This is intentional. The reasons for which lynx_pcvt_rmw() can fail are
not time-variable, so a single error check is sufficient. If the LLM
looked at the errors being propagated it would have seen they are
because we were unable to get a protocol converter for the lane mode,
which would be a code bug.

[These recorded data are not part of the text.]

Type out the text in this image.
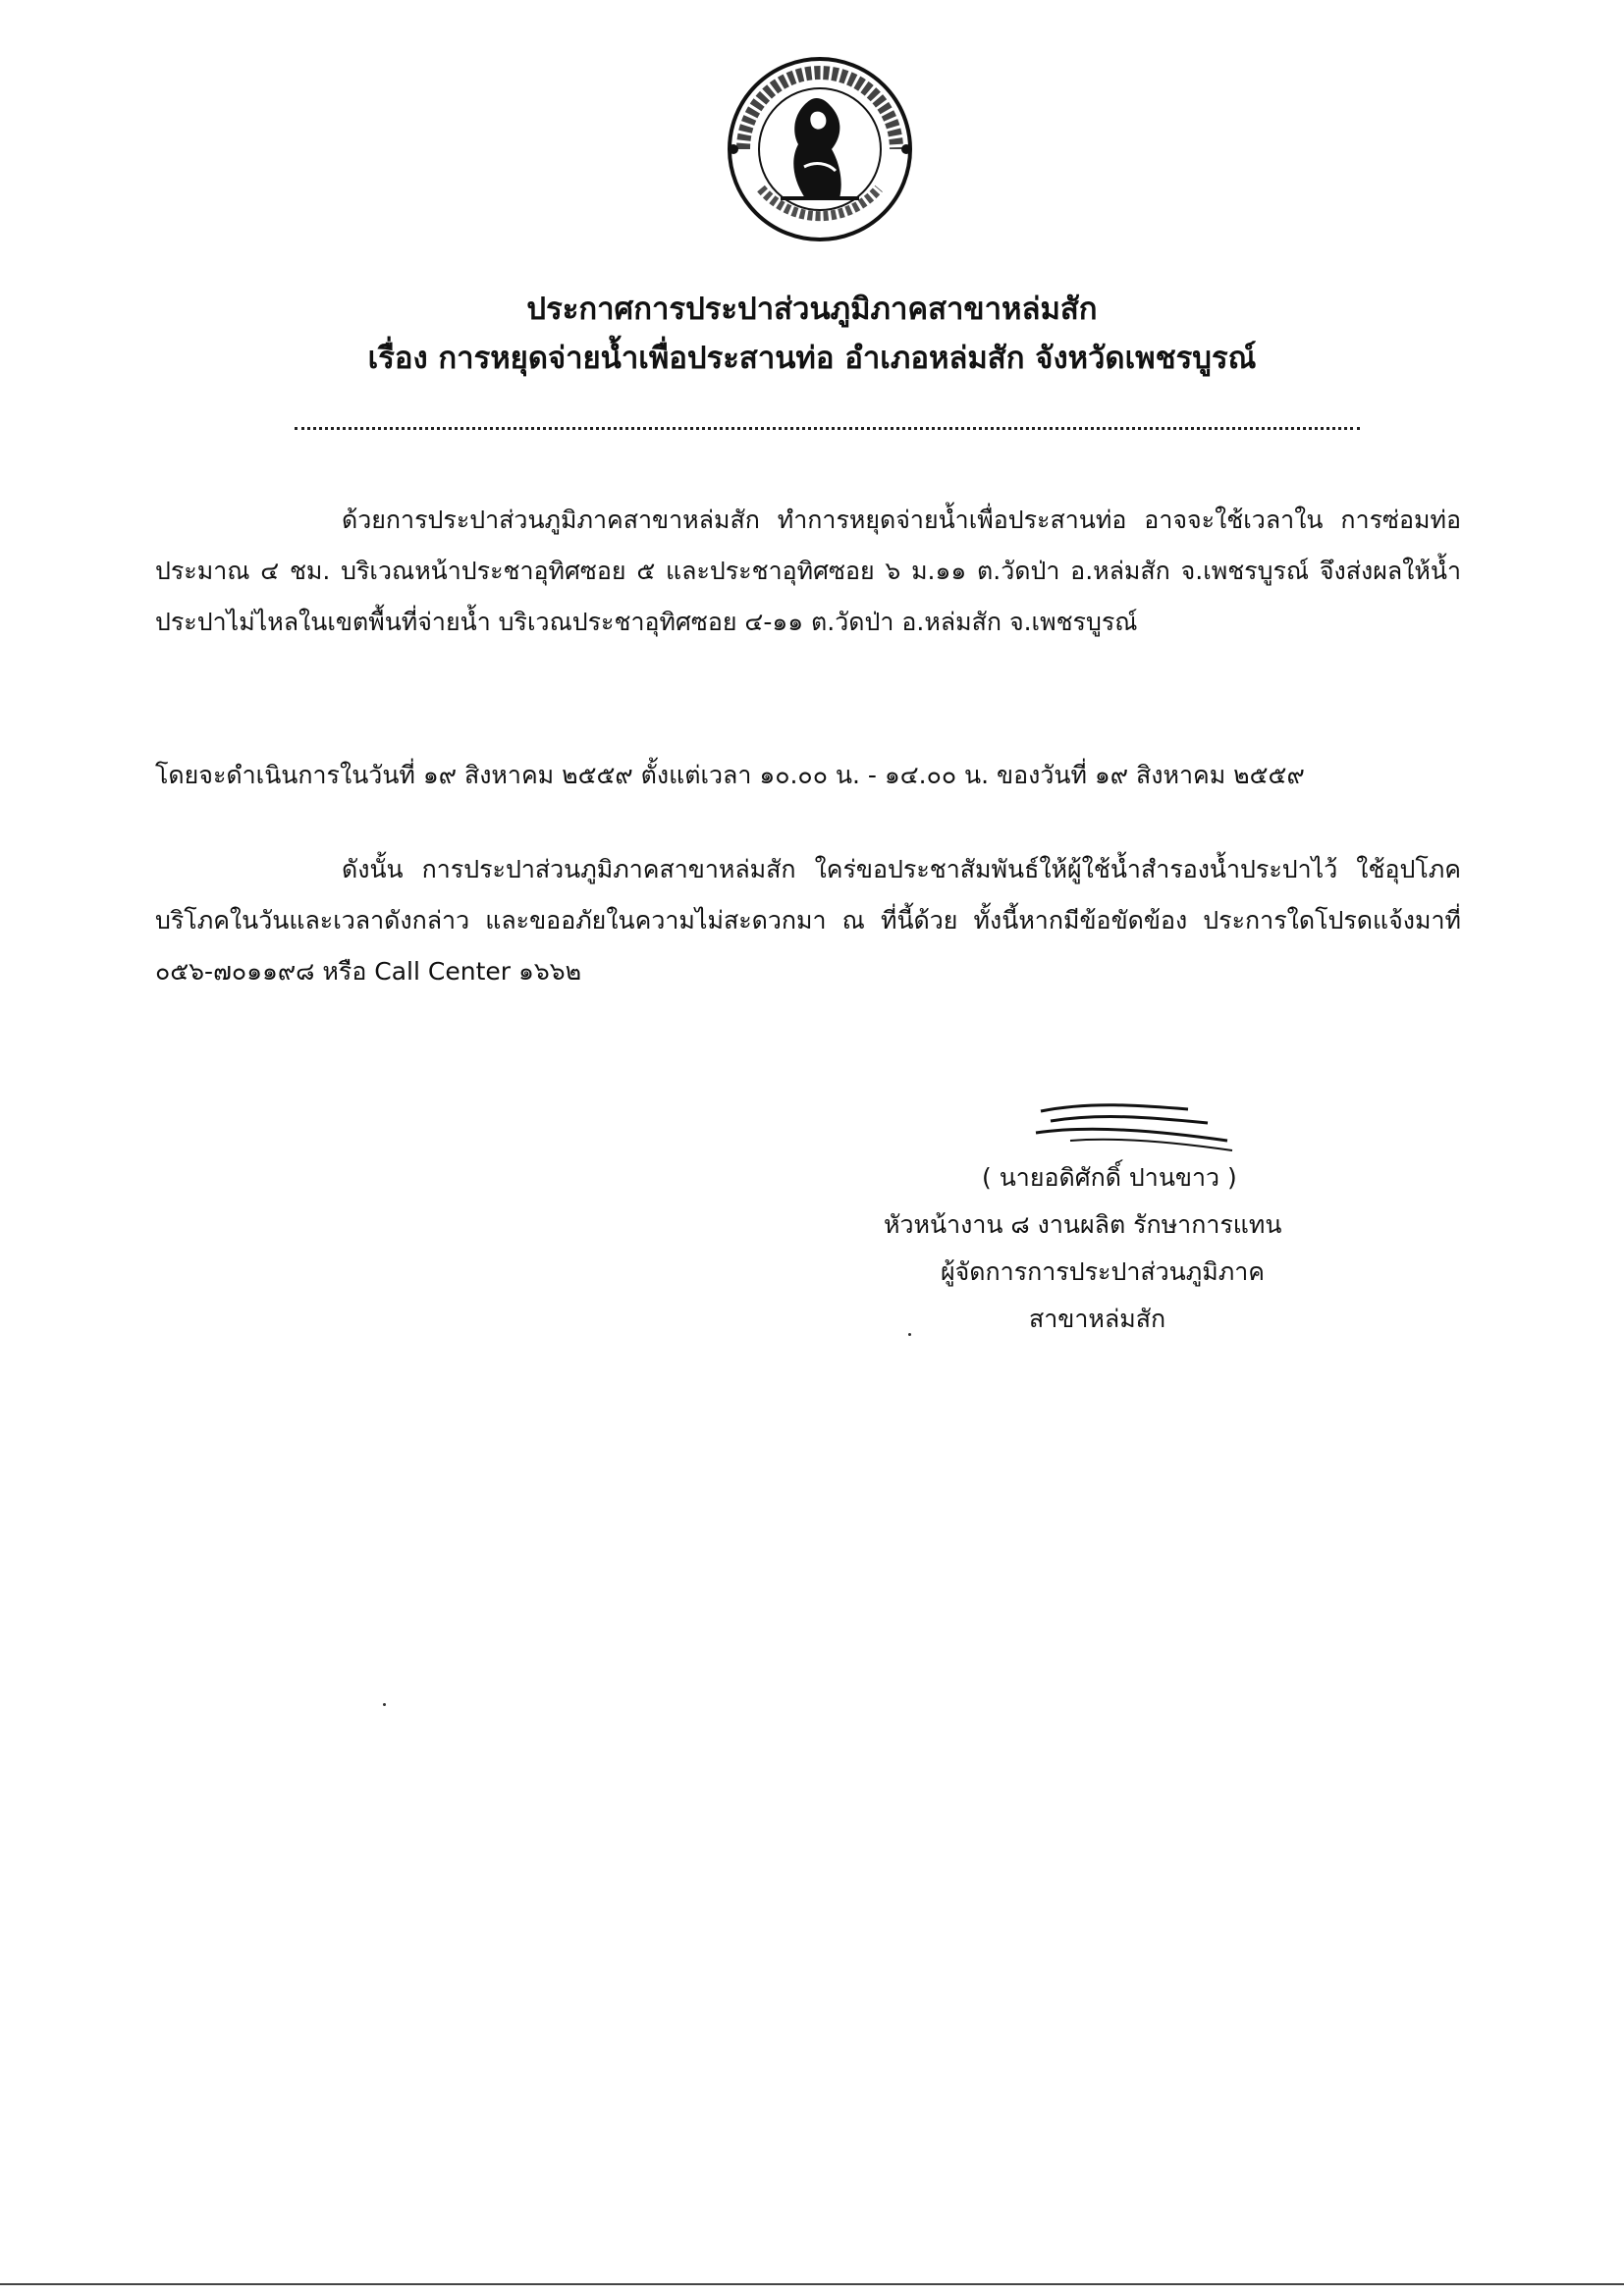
ประกาศการประปาส่วนภูมิภาคสาขาหล่มสัก
เรื่อง การหยุดจ่ายน้ำเพื่อประสานท่อ อำเภอหล่มสัก จังหวัดเพชรบูรณ์
ด้วยการประปาส่วนภูมิภาคสาขาหล่มสัก ทำการหยุดจ่ายน้ำเพื่อประสานท่อ อาจจะใช้เวลาใน การซ่อมท่อประมาณ ๔ ชม. บริเวณหน้าประชาอุทิศซอย ๕ และประชาอุทิศซอย ๖ ม.๑๑ ต.วัดป่า อ.หล่มสัก จ.เพชรบูรณ์ จึงส่งผลให้น้ำประปาไม่ไหลในเขตพื้นที่จ่ายน้ำ บริเวณประชาอุทิศซอย ๔-๑๑ ต.วัดป่า อ.หล่มสัก จ.เพชรบูรณ์
โดยจะดำเนินการในวันที่ ๑๙ สิงหาคม ๒๕๕๙ ตั้งแต่เวลา ๑๐.๐๐ น. - ๑๔.๐๐ น. ของวันที่ ๑๙ สิงหาคม ๒๕๕๙
ดังนั้น การประปาส่วนภูมิภาคสาขาหล่มสัก ใคร่ขอประชาสัมพันธ์ให้ผู้ใช้น้ำสำรองน้ำประปาไว้ ใช้อุปโภคบริโภคในวันและเวลาดังกล่าว และขออภัยในความไม่สะดวกมา ณ ที่นี้ด้วย ทั้งนี้หากมีข้อขัดข้อง ประการใดโปรดแจ้งมาที่ ๐๕๖-๗๐๑๑๙๘ หรือ Call Center ๑๖๖๒
( นายอดิศักดิ์ ปานขาว )
หัวหน้างาน ๘ งานผลิต รักษาการแทน
ผู้จัดการการประปาส่วนภูมิภาค
สาขาหล่มสัก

The "potential hardware failure" being masked
is a hallucination.

> [ ... ]
> 
> > +static int lynx_10g_validate(struct phy *phy, enum phy_mode mode, int submode,
> > +			     union phy_configure_opts *opts)
> > +{
> > +	struct lynx_lane *lane = phy_get_drvdata(phy);
> > +	enum lynx_lane_mode lane_mode;
> > +
> > +	if (mode != PHY_MODE_ETHERNET)
> > +		return -EINVAL;
> > +
> > +	lane_mode = phy_interface_to_lane_mode(submode);
> > +	if (!lynx_lane_supports_mode(lane, lane_mode))
> > +		return -EINVAL;
> > +
> > +	if (lynx_lane_restrict_fixed_mode_change(lane, lane_mode))
> > +		return -EINVAL;
> > +
> > +	if (lynx_10g_lane_mode_needs_rcw_override(lane, lane_mode))
> > +		return -EINVAL;
> > +
> > +	return 0;
> > +}
> 
> [Severity: Medium]
> Should validate() explicitly reject transitions from LANE_MODE_UNKNOWN?
> 
> When a lane is initialized to a non-networking protocol, it defaults to
> LANE_MODE_UNKNOWN. This function permits the transition because
> lynx_10g_lane_mode_needs_rcw_override() returns false. However, when
> lynx_10g_set_mode() subsequently calls lynx_10g_lane_disable_pcvt(),
> the underlying get_pccr() function returns -EINVAL for LANE_MODE_UNKNOWN,
> causing set_mode() to fail.
> 
> [ ... ]

It seems reasonable to reject transitions from LANE_MODE_UNKNOWN in
phy_validate(). First and foremost, the lynx_10g_proto_conf[] registers
will most likely not be sufficient to transition a lane into a supported
protocol. Only supported <-> supported protocol changes have been tested
and should work. I will add a test both here and in lynx-28g.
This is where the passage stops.